Menissues · 24/07/2021 22:03

@nothingcanhurtmewithmyeyesshut

I said that. It's suck a small thing. Not like he held me down screaming or anything. I didn't struggle.

But actually it wasn't so small as it seemed and had a massive impact on my ability to trust.

Sad
OP posts:
Tinseltangle · 24/07/2021 22:23

This resonates so strongly with me today, I have recently stopped dating and im concentrating on me and my life for now. Im not sure i will ever trust another man again.

Menissues · 24/07/2021 22:39

It's just so crap and evokes anxiety

OP posts:
AmberIsACertainty · 24/07/2021 23:59

I don't think an abusive relationship is "a small thing" OP. It's hard to get over. Some things have a lasting effect.

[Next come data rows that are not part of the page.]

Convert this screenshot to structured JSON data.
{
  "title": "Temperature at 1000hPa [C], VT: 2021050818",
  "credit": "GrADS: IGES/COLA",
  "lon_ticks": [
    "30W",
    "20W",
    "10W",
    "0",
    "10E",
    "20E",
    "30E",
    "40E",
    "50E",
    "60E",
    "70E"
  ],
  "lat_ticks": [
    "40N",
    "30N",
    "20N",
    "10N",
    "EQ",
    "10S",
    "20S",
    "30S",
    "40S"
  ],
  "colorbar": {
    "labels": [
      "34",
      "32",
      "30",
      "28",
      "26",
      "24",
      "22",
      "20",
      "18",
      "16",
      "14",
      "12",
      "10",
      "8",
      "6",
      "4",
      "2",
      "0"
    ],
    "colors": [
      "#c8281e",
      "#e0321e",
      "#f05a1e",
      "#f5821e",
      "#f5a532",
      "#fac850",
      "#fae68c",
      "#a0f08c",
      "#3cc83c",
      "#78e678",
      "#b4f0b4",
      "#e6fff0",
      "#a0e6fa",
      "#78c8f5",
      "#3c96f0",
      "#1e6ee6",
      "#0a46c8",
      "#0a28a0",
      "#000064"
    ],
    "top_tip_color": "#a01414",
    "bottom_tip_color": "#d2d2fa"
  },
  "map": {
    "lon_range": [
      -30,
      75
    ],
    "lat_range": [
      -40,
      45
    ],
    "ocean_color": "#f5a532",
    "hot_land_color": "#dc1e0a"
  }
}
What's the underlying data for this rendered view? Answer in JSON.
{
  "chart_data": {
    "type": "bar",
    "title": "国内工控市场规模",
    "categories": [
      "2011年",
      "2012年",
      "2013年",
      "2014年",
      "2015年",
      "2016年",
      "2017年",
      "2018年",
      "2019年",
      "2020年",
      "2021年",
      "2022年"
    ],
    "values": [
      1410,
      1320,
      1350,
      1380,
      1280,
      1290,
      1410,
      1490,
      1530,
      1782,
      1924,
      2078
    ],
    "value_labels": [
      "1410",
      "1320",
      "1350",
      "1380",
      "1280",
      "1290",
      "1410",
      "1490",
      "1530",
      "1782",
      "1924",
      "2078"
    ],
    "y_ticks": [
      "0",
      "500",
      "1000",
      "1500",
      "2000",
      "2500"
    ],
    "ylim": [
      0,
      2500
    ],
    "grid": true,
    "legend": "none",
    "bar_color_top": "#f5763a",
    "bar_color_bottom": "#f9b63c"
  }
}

What scares you about 3rd dates specifically?

Menissues · 25/07/2021 09:46

It's just things moving along like a 3rd date is moving closer to getting to know each other? I remember when we were kids and I was scared of boys then.

OP posts:
AmberIsACertainty · 26/07/2021 16:50

I sort of get it. Like, I tend not to have deep and meaningful friendships with people, because I find as time goes on and I discover their flaws I like them less. In some cases it's such a fundamental difference of opinion that I find I no longer want to spend time with them. So I'm happier not knowing eg their secret racist thoughts or having to be polite to their husband who they've confided is abusive.

Maybe you should explore with a therapist why you feel the way that you do. I don't think saying "don't date then" is the answer, because if you didn't want to date then presumably you'd not keep setting up dates 🤷. You can't fix a problem when you don't know what the problem is.

Unless I've misunderstood completely and when you say each date is a step closer to "getting to know each other" your using that as a a euphamism for sex. If you're scared of sex you definitely need to see a therapist because that's going to be beyond the realm of what strangers on a forum can advise on. It could be unresolved past trauma, or perhaps you're asexual or gay.

DeflatedGinDrinker · 26/07/2021 17:05

You need councelling op. You are allowed to go on a few dates and run though that's the whole point of dating.